Several speakers were critical of the decision not to hire Dawson or of the hiring process for the position. Others said they thought Dawson, a long-time educator in the district, was not treated fairly. Some asked the school board to take another look at Peterson’s decision.
The decision on a building administrator, however, is not part of the school board’s authority, Peterson said. The school board approves contracts for administrators, which it did at its Feb. 19 meeting, while the superintendent is responsible for making building assignments. Peterson said the selection process was outlined at the first meeting of the transition steering committee Feb. 22, three days after the decision to consolidate the schools was reached by the board. Peterson solicited comment on the characteristics a candidate for the position should have, but said the public was not entitled to make a personnel decision.
Peterson said the process was different than the regular administrator selection process because the situation is different. Peterson said she interviewed Dawson and Cook individually and together before making her selection. Should the board want more detail on why she chose Cook, Peterson said it would have to be done in executive session because personnel files are confidential.
Peterson said she tries to look for win-win situations when she makes tough decisions, but those have been hard to find across the district. Instead, she said she looked at this decision as “right-right” because both candidates considered for the job are quality individuals.

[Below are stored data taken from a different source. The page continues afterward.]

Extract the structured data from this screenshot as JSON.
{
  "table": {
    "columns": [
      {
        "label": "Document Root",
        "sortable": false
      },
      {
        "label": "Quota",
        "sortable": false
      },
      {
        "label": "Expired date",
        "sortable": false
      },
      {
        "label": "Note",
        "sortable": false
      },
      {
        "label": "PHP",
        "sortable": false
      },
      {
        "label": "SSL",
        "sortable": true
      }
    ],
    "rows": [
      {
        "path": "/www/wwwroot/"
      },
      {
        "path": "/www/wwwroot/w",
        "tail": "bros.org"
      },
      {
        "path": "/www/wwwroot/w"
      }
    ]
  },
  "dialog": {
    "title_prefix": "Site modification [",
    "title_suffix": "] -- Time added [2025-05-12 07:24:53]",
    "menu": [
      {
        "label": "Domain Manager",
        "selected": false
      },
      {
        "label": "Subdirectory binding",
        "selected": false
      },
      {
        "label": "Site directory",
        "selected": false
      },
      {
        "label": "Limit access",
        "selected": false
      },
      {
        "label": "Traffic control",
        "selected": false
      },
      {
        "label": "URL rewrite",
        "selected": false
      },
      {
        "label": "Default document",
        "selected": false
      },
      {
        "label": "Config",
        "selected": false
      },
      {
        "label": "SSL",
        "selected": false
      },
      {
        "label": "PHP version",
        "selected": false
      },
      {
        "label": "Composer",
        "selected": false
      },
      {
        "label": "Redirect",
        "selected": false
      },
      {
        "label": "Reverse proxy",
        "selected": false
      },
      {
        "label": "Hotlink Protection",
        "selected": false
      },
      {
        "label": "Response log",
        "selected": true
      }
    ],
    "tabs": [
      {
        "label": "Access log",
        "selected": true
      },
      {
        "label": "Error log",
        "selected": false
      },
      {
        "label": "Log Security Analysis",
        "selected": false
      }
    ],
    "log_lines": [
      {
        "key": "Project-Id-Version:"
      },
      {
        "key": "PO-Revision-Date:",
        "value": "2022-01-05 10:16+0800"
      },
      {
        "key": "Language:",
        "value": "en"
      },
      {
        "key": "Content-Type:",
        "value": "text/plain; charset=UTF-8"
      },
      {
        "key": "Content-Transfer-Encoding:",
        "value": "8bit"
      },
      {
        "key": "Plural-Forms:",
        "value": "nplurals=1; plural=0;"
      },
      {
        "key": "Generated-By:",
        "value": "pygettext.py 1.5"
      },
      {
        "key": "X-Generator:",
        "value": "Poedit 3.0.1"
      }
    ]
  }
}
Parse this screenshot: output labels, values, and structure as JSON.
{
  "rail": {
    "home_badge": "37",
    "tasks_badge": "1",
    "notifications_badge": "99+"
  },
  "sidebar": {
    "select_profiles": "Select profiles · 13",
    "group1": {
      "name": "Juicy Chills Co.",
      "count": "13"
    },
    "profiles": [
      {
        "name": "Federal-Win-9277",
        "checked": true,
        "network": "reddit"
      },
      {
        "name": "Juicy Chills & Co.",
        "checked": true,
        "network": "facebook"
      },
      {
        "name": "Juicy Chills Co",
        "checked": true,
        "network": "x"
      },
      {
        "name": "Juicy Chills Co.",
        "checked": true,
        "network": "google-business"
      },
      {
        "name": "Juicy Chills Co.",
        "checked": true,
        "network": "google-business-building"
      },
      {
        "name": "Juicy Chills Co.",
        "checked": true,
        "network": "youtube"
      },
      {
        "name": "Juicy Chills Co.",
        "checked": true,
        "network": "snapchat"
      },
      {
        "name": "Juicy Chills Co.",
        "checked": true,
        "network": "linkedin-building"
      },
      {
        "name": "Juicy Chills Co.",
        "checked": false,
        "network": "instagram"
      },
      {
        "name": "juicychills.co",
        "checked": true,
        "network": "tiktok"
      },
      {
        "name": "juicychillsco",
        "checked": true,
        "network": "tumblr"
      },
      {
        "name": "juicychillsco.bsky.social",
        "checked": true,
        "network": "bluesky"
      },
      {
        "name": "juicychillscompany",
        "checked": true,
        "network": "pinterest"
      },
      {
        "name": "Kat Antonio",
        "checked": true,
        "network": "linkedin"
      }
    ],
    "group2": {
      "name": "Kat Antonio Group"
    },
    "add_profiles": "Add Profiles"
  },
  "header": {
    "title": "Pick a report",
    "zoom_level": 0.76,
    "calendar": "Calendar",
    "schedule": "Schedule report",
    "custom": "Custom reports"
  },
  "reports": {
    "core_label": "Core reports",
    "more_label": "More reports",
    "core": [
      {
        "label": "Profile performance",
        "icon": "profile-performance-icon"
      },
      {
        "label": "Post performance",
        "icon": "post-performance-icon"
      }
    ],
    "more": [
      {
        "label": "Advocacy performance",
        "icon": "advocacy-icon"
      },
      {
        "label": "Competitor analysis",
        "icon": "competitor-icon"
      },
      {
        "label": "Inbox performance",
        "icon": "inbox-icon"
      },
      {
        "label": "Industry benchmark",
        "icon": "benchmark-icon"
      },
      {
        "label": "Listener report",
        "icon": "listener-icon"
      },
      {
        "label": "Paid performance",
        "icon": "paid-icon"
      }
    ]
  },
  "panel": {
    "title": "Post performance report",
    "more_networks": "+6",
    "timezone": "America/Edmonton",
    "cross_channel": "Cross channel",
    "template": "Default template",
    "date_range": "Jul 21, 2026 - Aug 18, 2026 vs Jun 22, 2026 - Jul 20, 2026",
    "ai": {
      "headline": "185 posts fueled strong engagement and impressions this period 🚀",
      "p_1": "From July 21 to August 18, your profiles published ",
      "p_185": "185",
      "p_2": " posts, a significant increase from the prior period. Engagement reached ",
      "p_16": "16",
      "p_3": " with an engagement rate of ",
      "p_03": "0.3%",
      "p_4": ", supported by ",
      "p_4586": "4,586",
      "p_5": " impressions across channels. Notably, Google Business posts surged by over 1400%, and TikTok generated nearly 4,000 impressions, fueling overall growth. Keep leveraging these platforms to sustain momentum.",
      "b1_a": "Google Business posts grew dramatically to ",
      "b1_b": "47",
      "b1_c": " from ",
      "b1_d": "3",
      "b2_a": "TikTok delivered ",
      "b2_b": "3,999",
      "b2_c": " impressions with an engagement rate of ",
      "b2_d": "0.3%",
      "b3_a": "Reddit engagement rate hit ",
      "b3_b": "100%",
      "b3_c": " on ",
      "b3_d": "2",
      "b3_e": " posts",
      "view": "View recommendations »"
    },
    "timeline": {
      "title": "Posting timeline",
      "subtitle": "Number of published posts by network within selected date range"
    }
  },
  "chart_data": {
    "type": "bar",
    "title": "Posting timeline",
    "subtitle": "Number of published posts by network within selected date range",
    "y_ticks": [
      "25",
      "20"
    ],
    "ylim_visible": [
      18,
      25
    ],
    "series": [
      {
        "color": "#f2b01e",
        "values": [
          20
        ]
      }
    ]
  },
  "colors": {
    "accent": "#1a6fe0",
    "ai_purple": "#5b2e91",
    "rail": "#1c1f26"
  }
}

“The administration believes we made the right decision for the right reasons. We stand behind that decision,” Peterson said.
Peterson said the board would be overstepping its bounds if it chose to take action on her selection and added she would ask legal counsel to define the scope of the board’s authority in the matter should action be taken.
Board member Nels Anderson said the board’s responsibilities are to set the budget, set policy and hire and fire the superintendent. He said the responsibility of day to day operations within the district -- as well as the heat that comes with those decisions -- belongs to the superintendent.
Anderson expressed concern for the emotions raised by the issue.
“I didn’t anticipate this firestorm created over the principal issue. Frankly, knowing Mr. Dawson’s character, I’m surprised he hasn’t put a quash on this in the interest of kids,” Anderson said.